Les importations d'huile de pétrole brut de l'Inde en provenance de la Russie ont diminué de façon importante ce mois-ci, après avoir atteint un record en juillet, les interruptions de l'infrastructure d'exportation russe et la concurrence accrue de la Chine ramenant le nombre de barils disponibles de Moscou à des niveaux réduits.

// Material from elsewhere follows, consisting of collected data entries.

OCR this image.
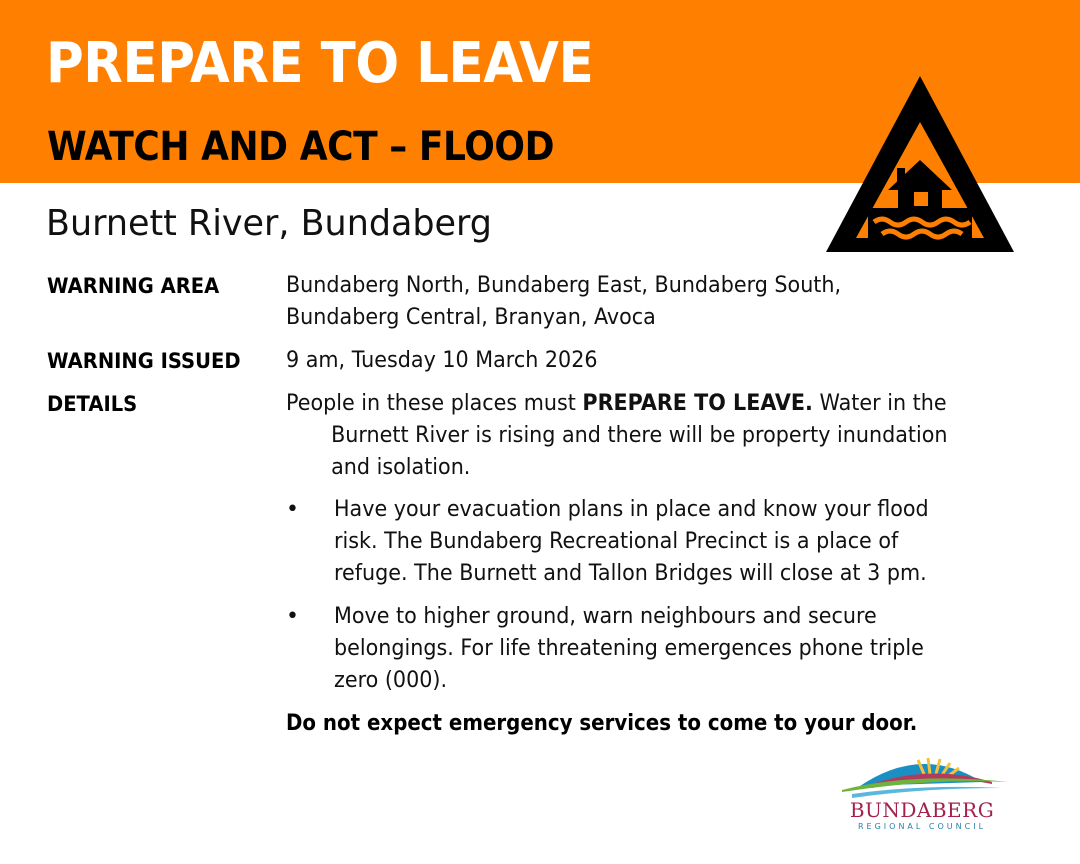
PREPARE TO LEAVE
WATCH AND ACT – FLOOD
Burnett River, Bundaberg
WARNING AREA	Bundaberg North, Bundaberg East, Bundaberg South,
Bundaberg Central, Branyan, Avoca
WARNING ISSUED 9 am, Tuesday 10 March 2026
DETAILS	People in these places must PREPARE TO LEAVE. Water in the
Burnett River is rising and there will be property inundation
and isolation.
• Have your evacuation plans in place and know your flood
risk. The Bundaberg Recreational Precinct is a place of
refuge. The Burnett and Tallon Bridges will close at 3 pm.
• Move to higher ground, warn neighbours and secure
belongings. For life threatening emergences phone triple
zero (000).
Do not expect emergency services to come to your door.
BUNDABERG
REGIONAL COUNCIL
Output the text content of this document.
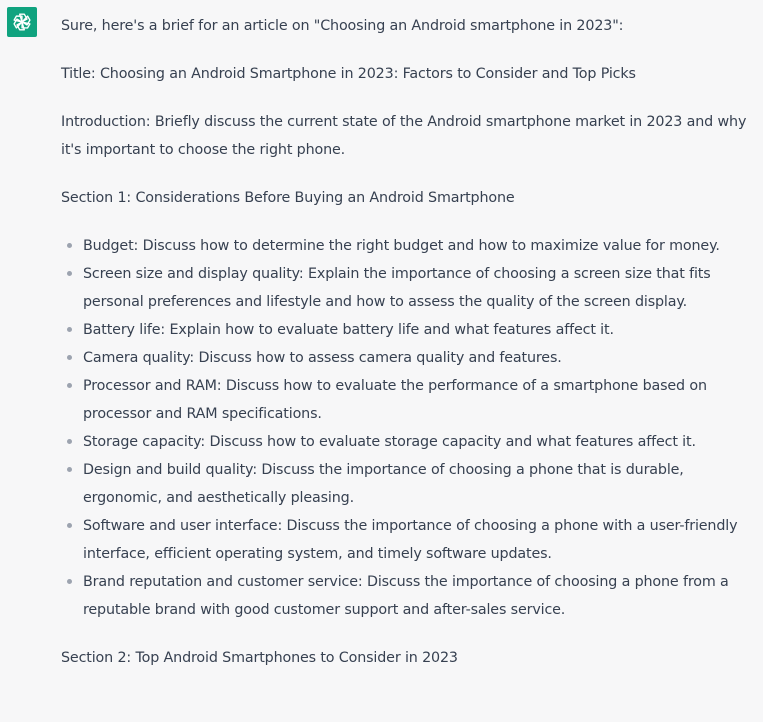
Sure, here's a brief for an article on "Choosing an Android smartphone in 2023":

Title: Choosing an Android Smartphone in 2023: Factors to Consider and Top Picks

Introduction: Briefly discuss the current state of the Android smartphone market in 2023 and why it's important to choose the right phone.

Section 1: Considerations Before Buying an Android Smartphone

Budget: Discuss how to determine the right budget and how to maximize value for money.
Screen size and display quality: Explain the importance of choosing a screen size that fits personal preferences and lifestyle and how to assess the quality of the screen display.
Battery life: Explain how to evaluate battery life and what features affect it.
Camera quality: Discuss how to assess camera quality and features.
Processor and RAM: Discuss how to evaluate the performance of a smartphone based on processor and RAM specifications.
Storage capacity: Discuss how to evaluate storage capacity and what features affect it.
Design and build quality: Discuss the importance of choosing a phone that is durable, ergonomic, and aesthetically pleasing.
Software and user interface: Discuss the importance of choosing a phone with a user-friendly interface, efficient operating system, and timely software updates.
Brand reputation and customer service: Discuss the importance of choosing a phone from a reputable brand with good customer support and after-sales service.

Section 2: Top Android Smartphones to Consider in 2023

Les importations de pétrole russe ont atteint en moyenne 2,8 millions de barils par jour (bpj) en juillet, contre 2,7 millions de bpj en juin, ce qui représente le volume mensuel le plus élevé jamais enregistré, selon les données de suivi des navires de Kpler. Cela représentait plus de la moitié des importations totales de pétrole brut de l’Inde au cours du mois.
En août, les achats indiens de brut russe devraient baisser à environ 2 millions de bpj, a déclaré Sumit Ritolia, responsable de la modélisation des marchés pétroliers et de l'industrie pétrochimique chez Kpler, à Bloomberg. Il a ajouté que les importations indiennes en provenance de Russie devraient se stabiliser à un peu au-dessus de 2 millions de bpj à court terme.
La baisse des livraisons de brut russe en Inde reflète la combinaison de pressions d'offre et de demande. Les frappes de drones ukrainiens sur les raffineries et l'infrastructure d'exportation russes ont restreint la capacité de Moscou d'exploiter pleinement les volumes de brut disponibles, malgré une augmentation de la capacité d'exportation.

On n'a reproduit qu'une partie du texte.